So far, everything's gone well with my move to Atlanta. I donated a lot of furniture to charity before I headed out, and am waiting for delivery of the rest of it. I thought it was very interesting that the first couple of charities I spoke to were reluctant to take my bookshelves and lawn furniture. The shelves were a bit worn looking and dusty -- they told me that they didn't want anything unless it was in "like new" condition, because otherwise they can't sell it. I think because big-box stores have such cheap goods, people don't want to reuse or repair items anymore and that made me a little sad.

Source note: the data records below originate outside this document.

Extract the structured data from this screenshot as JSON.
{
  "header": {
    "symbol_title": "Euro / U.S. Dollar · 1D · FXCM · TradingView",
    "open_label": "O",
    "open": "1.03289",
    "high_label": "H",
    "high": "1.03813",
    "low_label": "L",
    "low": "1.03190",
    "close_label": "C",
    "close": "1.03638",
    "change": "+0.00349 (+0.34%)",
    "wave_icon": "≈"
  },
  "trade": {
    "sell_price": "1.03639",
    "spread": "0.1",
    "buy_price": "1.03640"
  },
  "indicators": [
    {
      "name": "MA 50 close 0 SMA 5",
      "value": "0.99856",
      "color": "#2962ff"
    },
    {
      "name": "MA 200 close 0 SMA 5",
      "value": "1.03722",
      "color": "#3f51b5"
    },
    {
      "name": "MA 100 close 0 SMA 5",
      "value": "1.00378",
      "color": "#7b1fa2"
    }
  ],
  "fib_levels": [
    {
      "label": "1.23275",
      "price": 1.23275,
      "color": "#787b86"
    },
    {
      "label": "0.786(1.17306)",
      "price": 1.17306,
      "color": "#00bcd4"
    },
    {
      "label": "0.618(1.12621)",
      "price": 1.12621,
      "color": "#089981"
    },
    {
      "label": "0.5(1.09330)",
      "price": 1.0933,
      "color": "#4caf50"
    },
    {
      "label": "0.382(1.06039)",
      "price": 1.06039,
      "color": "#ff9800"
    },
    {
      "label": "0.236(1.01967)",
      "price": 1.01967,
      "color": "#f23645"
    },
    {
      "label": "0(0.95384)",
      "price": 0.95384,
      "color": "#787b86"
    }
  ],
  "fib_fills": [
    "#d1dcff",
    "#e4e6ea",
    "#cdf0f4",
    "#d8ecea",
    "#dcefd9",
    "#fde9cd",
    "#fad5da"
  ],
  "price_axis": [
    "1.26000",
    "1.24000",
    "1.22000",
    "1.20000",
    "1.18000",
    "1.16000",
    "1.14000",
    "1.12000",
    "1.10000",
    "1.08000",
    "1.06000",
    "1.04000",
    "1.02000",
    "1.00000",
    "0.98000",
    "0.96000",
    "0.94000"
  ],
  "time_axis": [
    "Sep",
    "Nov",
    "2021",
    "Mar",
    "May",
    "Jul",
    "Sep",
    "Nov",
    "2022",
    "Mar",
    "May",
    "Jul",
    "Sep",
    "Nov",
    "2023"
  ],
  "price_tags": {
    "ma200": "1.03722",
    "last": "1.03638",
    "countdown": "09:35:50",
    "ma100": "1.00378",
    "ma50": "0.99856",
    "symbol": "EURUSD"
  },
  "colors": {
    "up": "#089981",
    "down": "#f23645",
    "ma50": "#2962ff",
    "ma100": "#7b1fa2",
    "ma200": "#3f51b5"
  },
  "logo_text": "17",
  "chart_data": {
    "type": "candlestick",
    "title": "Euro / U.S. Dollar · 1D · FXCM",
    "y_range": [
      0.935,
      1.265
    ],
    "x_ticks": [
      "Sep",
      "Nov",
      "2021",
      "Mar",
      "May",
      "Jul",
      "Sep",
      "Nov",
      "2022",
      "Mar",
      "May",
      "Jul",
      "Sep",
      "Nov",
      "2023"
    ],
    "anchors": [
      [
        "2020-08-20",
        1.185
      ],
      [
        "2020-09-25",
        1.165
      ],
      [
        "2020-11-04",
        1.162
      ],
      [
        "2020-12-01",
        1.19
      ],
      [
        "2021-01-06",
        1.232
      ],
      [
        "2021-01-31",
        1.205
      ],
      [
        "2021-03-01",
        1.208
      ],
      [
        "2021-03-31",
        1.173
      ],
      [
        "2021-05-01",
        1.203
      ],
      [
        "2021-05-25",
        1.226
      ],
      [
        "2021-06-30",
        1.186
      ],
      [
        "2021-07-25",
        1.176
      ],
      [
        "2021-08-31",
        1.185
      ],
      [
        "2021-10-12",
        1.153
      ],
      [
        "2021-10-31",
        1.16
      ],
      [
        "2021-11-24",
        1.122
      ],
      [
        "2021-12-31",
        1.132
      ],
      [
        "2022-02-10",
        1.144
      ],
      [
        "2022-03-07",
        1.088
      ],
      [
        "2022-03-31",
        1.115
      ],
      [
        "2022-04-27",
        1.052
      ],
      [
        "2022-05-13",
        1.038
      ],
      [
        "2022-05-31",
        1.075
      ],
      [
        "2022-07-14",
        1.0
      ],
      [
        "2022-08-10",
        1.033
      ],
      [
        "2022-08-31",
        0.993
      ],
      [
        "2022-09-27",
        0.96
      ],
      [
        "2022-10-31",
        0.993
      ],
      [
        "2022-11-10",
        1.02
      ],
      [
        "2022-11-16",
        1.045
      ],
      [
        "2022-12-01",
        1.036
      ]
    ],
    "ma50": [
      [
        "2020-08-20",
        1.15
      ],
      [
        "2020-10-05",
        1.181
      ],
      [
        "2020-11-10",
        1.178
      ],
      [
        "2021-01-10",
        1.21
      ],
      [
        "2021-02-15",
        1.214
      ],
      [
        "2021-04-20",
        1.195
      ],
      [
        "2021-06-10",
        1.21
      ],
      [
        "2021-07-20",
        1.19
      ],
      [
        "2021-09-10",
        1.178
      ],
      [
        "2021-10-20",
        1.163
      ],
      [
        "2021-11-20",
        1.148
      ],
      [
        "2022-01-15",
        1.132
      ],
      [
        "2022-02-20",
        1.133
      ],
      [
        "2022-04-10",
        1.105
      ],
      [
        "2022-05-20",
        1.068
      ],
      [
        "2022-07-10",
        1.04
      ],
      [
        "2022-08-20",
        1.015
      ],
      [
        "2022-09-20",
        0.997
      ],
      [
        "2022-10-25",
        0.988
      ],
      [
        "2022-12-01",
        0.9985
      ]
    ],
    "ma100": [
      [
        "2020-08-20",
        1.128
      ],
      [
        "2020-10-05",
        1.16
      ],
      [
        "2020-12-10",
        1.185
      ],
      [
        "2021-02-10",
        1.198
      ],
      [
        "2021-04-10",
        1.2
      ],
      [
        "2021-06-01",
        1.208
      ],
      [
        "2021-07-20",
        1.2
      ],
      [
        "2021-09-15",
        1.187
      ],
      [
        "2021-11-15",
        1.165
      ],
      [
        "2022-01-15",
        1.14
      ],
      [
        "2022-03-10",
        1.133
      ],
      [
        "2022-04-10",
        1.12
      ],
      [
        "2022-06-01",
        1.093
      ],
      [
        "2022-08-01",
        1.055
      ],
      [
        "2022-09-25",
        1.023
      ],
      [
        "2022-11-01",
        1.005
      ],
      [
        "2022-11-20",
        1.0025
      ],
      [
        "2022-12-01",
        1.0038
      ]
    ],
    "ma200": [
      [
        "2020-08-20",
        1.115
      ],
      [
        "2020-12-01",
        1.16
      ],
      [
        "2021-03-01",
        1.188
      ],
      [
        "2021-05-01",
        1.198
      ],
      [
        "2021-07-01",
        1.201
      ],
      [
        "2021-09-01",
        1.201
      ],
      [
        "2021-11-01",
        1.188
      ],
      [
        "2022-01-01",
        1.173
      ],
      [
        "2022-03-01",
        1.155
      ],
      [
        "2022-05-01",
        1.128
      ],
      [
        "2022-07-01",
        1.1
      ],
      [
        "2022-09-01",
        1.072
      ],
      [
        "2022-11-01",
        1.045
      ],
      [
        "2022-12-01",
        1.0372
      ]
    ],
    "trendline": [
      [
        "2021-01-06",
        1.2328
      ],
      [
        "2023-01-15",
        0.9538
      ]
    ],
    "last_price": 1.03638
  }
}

The real tragedy of my move involved a bunch of boxed up books in a storage shed at the end of my driveway. As the movers start lifting those out, we find that the storage shed has had some kind of major flood - probably due to the heavy rains earlier this year in L.A. And the boxes are totally rotten. The books are destroyed. It's a total loss. Some of them were furry with mold. There's no saving them. They couldn't have looked worse if I'd thrown them in a bathtub and simply let them soak for a month or two. They all had to go straight to the garbage bin. This was pretty devastating to me.
I have to say about 75% of my books were lost. I have a funny relation to books, because after a decade or more of working in bookstores and libraries, I have (or should say, had) a pretty impressive collection. And I do get rather a lot of review copies from conferences, from magazines I review for, and occasionally for my blog, so many of them I got for free.

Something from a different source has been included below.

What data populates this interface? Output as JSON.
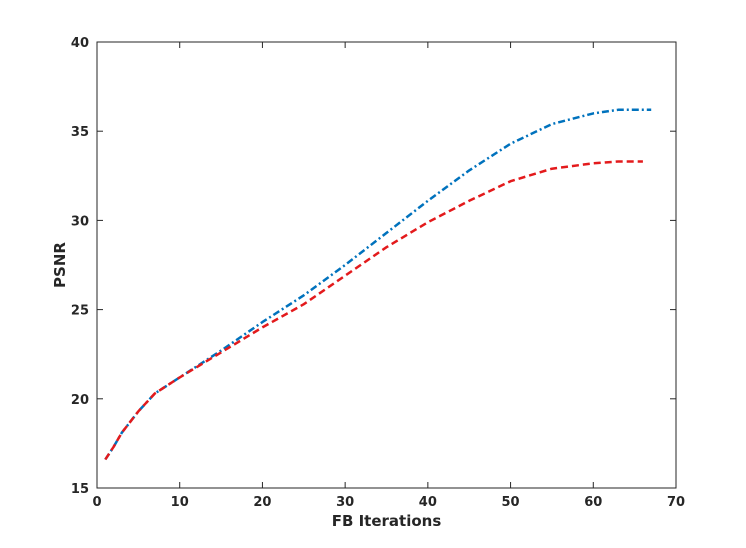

I had been meaning to thin down for the longest time. I was a little concerned that the books in the shed might get a touch of mildew, or something mild. I was not anticipating boxes of mushy pulp, some of them barely recognizable. Most of the stuff in there I didn't care about, but there were a few items that it really broke my heart to lose, especially some of my favorite kids books. I felt like losing them all was some kind of punishment for having too much stuff. If I'd gotten rid of all the stuff that I felt ho-hum about earlier then I would have been able to take better care of the few things in storage that I really treasured.

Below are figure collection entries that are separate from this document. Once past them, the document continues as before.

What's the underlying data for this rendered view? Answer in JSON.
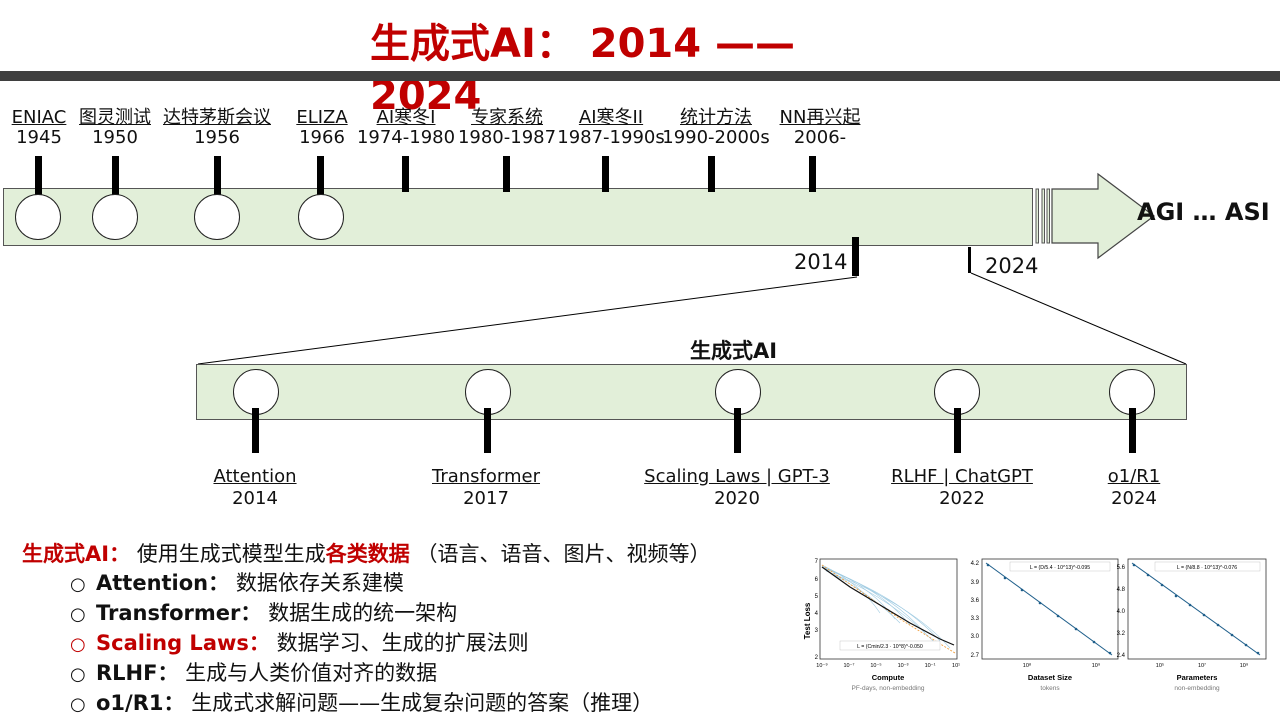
{
  "title": "生成式AI： 2014 —— 2024",
  "timeline": [
    {
      "name": "ENIAC",
      "year": "1945"
    },
    {
      "name": "图灵测试",
      "year": "1950"
    },
    {
      "name": "达特茅斯会议",
      "year": "1956"
    },
    {
      "name": "ELIZA",
      "year": "1966"
    },
    {
      "name": "AI寒冬I",
      "year": "1974-1980"
    },
    {
      "name": "专家系统",
      "year": "1980-1987"
    },
    {
      "name": "AI寒冬II",
      "year": "1987-1990s"
    },
    {
      "name": "统计方法",
      "year": "1990-2000s"
    },
    {
      "name": "NN再兴起",
      "year": "2006-"
    }
  ],
  "marker_2014": "2014",
  "marker_2024": "2024",
  "agi_label": "AGI … ASI",
  "genai": {
    "title": "生成式AI",
    "milestones": [
      {
        "name": "Attention",
        "year": "2014"
      },
      {
        "name": "Transformer",
        "year": "2017"
      },
      {
        "name": "Scaling Laws | GPT-3",
        "year": "2020"
      },
      {
        "name": "RLHF | ChatGPT",
        "year": "2022"
      },
      {
        "name": "o1/R1",
        "year": "2024"
      }
    ]
  },
  "bullets": {
    "lead_key": "生成式AI：",
    "lead_text_1": "使用生成式模型生成",
    "lead_emph": "各类数据",
    "lead_text_2": "（语言、语音、图片、视频等）",
    "items": [
      {
        "key": "Attention：",
        "text": "数据依存关系建模"
      },
      {
        "key": "Transformer：",
        "text": "数据生成的统一架构"
      },
      {
        "key": "Scaling Laws：",
        "text": "数据学习、生成的扩展法则"
      },
      {
        "key": "RLHF：",
        "text": "生成与人类价值对齐的数据"
      },
      {
        "key": "o1/R1：",
        "text": "生成式求解问题——生成复杂问题的答案（推理）"
      }
    ]
  },
  "scaling_chart": {
    "panels": [
      {
        "xlabel": "Compute",
        "sublabel": "PF-days, non-embedding",
        "legend": "L = (Cmin/2.3 · 10^8)^-0.050",
        "yticks": [
          "7",
          "6",
          "5",
          "4",
          "3",
          "2"
        ],
        "xticks": [
          "10⁻⁹",
          "10⁻⁷",
          "10⁻⁵",
          "10⁻³",
          "10⁻¹",
          "10¹"
        ]
      },
      {
        "xlabel": "Dataset Size",
        "sublabel": "tokens",
        "legend": "L = (D/5.4 · 10^13)^-0.095",
        "yticks": [
          "4.2",
          "3.9",
          "3.6",
          "3.3",
          "3.0",
          "2.7"
        ],
        "xticks": [
          "10⁸",
          "10⁹"
        ]
      },
      {
        "xlabel": "Parameters",
        "sublabel": "non-embedding",
        "legend": "L = (N/8.8 · 10^13)^-0.076",
        "yticks": [
          "5.6",
          "4.8",
          "4.0",
          "3.2",
          "2.4"
        ],
        "xticks": [
          "10⁵",
          "10⁷",
          "10⁹"
        ]
      }
    ],
    "ylabel": "Test Loss"
  }
}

One item in there was my very first diary which I started in sixth grade. It's all mildewed and soggy. I decided to page through it one last time before consigning it to the trash. Re-reading it was the best thing I could have done. I was bawling with laughter, tears running down my face. So many of the things I cared about then were so ridiculous, so unimportant.
I took a picture for posterity. Here it is.
Oh, my goodness! Unicorns!
I don't know why, but finally tossing it away felt so freeing. All that stuff was years and years ago, and I've been lugging it around since. Very cathartic to let it go.